Currently, git-annex pull
drops unwanted files from the remote it pulls
from. I wonder if this is a good choice?
I was surprised by this behavior today myself. I was thinking of pull as
conceptually not modifying the state of the remote, only getting data from
it. That's what git pull
does after all.
My use case was that I knew the remote didn't want a file, but I wanted to leave the file on the remote for a little while longer. So I did a pull, rather than a full sync.
It's also the case that git-annex push
drops unwanted files from the
local repository. The same analogy to git push
would say it should not do
that.
Separating out these behaviors would have pull drop unwanted files from the local repository, while push drops unwanted files from the remote. The latter seems unambiguously what the user would want; the former might be surprising to some, but one of pull/push needs to drop from local in order for them combined to be the same as sync.

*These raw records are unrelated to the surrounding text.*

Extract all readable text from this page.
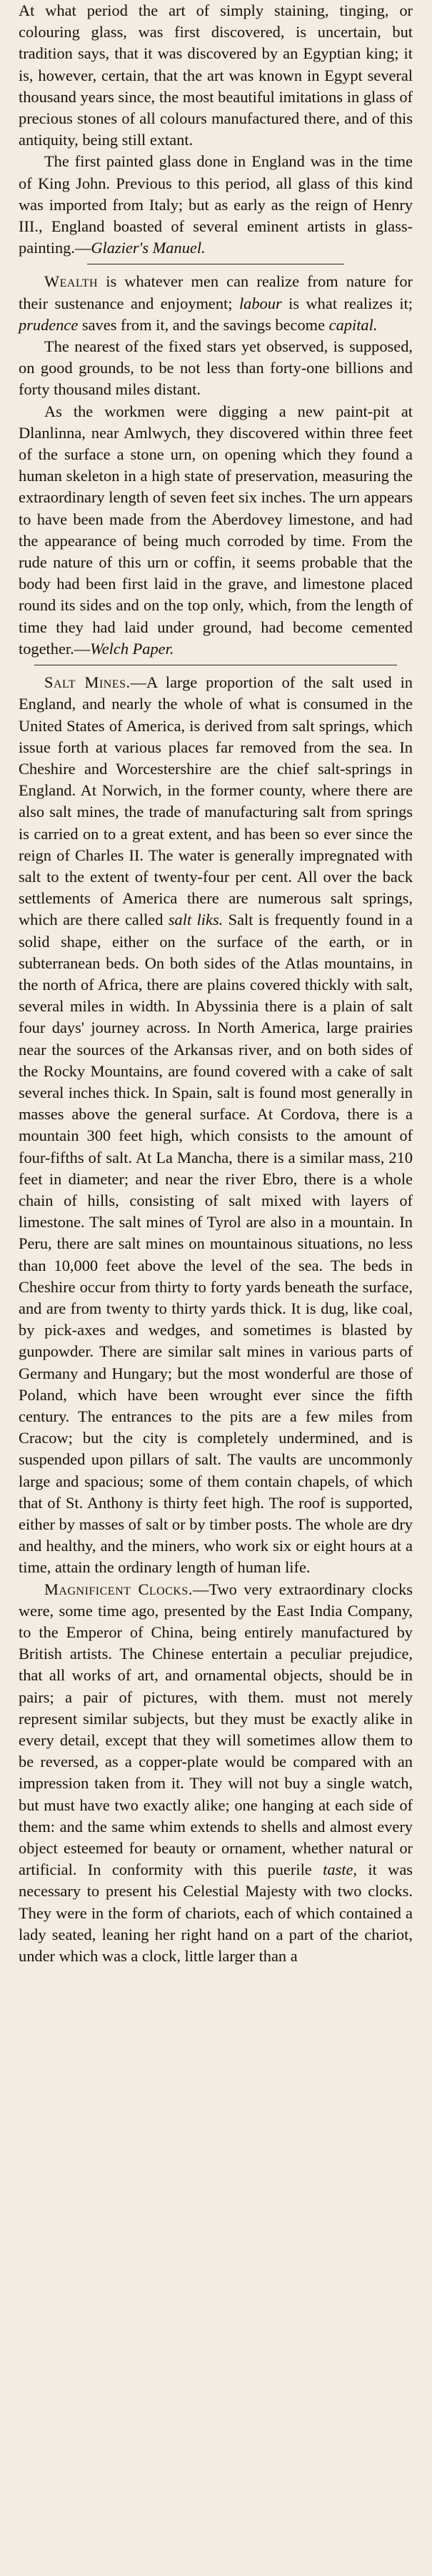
At what period the art of simply staining, tinging, or colouring glass, was first discovered, is uncertain, but tradition says, that it was discovered by an Egyptian king; it is, however, certain, that the art was known in Egypt several thousand years since, the most beautiful imitations in glass of precious stones of all colours manufactured there, and of this antiquity, being still extant.

The first painted glass done in England was in the time of King John. Previous to this period, all glass of this kind was imported from Italy; but as early as the reign of Henry III., England boasted of several eminent artists in glass-painting.—Glazier's Manuel.

Wealth is whatever men can realize from nature for their sustenance and enjoyment; labour is what realizes it; prudence saves from it, and the savings become capital.

The nearest of the fixed stars yet observed, is supposed, on good grounds, to be not less than forty-one billions and forty thousand miles distant.

As the workmen were digging a new paint-pit at Dlanlinna, near Amlwych, they discovered within three feet of the surface a stone urn, on opening which they found a human skeleton in a high state of preservation, measuring the extraordinary length of seven feet six inches. The urn appears to have been made from the Aberdovey limestone, and had the appearance of being much corroded by time. From the rude nature of this urn or coffin, it seems probable that the body had been first laid in the grave, and limestone placed round its sides and on the top only, which, from the length of time they had laid under ground, had become cemented together.—Welch Paper.

Salt Mines.—A large proportion of the salt used in England, and nearly the whole of what is consumed in the United States of America, is derived from salt springs, which issue forth at various places far removed from the sea. In Cheshire and Worcestershire are the chief salt-springs in England. At Norwich, in the former county, where there are also salt mines, the trade of manufacturing salt from springs is carried on to a great extent, and has been so ever since the reign of Charles II. The water is generally impregnated with salt to the extent of twenty-four per cent. All over the back settlements of America there are numerous salt springs, which are there called salt liks. Salt is frequently found in a solid shape, either on the surface of the earth, or in subterranean beds. On both sides of the Atlas mountains, in the north of Africa, there are plains covered thickly with salt, several miles in width. In Abyssinia there is a plain of salt four days' journey across. In North America, large prairies near the sources of the Arkansas river, and on both sides of the Rocky Mountains, are found covered with a cake of salt several inches thick. In Spain, salt is found most generally in masses above the general surface. At Cordova, there is a mountain 300 feet high, which consists to the amount of four-fifths of salt. At La Mancha, there is a similar mass, 210 feet in diameter; and near the river Ebro, there is a whole chain of hills, consisting of salt mixed with layers of limestone. The salt mines of Tyrol are also in a mountain. In Peru, there are salt mines on mountainous situations, no less than 10,000 feet above the level of the sea. The beds in Cheshire occur from thirty to forty yards beneath the surface, and are from twenty to thirty yards thick. It is dug, like coal, by pick-axes and wedges, and sometimes is blasted by gunpowder. There are similar salt mines in various parts of Germany and Hungary; but the most wonderful are those of Poland, which have been wrought ever since the fifth century. The entrances to the pits are a few miles from Cracow; but the city is completely undermined, and is suspended upon pillars of salt. The vaults are uncommonly large and spacious; some of them contain chapels, of which that of St. Anthony is thirty feet high. The roof is supported, either by masses of salt or by timber posts. The whole are dry and healthy, and the miners, who work six or eight hours at a time, attain the ordinary length of human life.

Magnificent Clocks.—Two very extraordinary clocks were, some time ago, presented by the East India Company, to the Emperor of China, being entirely manufactured by British artists. The Chinese entertain a peculiar prejudice, that all works of art, and ornamental objects, should be in pairs; a pair of pictures, with them. must not merely represent similar subjects, but they must be exactly alike in every detail, except that they will sometimes allow them to be reversed, as a copper-plate would be compared with an impression taken from it. They will not buy a single watch, but must have two exactly alike; one hanging at each side of them: and the same whim extends to shells and almost every object esteemed for beauty or ornament, whether natural or artificial. In conformity with this puerile taste, it was necessary to present his Celestial Majesty with two clocks. They were in the form of chariots, each of which contained a lady seated, leaning her right hand on a part of the chariot, under which was a clock, little larger than a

Looking at 5df89d58c7d43b5cd26829cb8c4699e02fc352f3 that
implemented pull and push, I think this behavior was emergent, not
designed. The existing git-annex sync --pull
happened to drop unwanted
content from the remote and git-annex pull
inherited that behavior.
Looking back to 1cc1f9f4e5e3e974ddec069b2a6a3edf0893c369 that
implemented --pull
, it also doesn't seem to have considered what to do
about dropping.
Note that there is some risk of a wider behavior change than expected if
implementing this. handleDropsFrom
drops from remotes first, and from the
local repository last. So if a file is unwanted by both local and remote,
and both start with a copy, git-annex pull
will drop it from the remote,
then be unable to drop it from the local, and so it will stay on the local
repo. If it were changed to only drop from the local repo, it would be able
to drop it from local, and the file would stay on the remote. It's not
clear to me that either behavior is better than the other; both are legal
solutions to that preferred content situation of course. It might be
possible to only document this behavior change, and if a user has set up
such a preferred content, they can of course change it to something that
picks the repository they want to keep the copy.
--Joey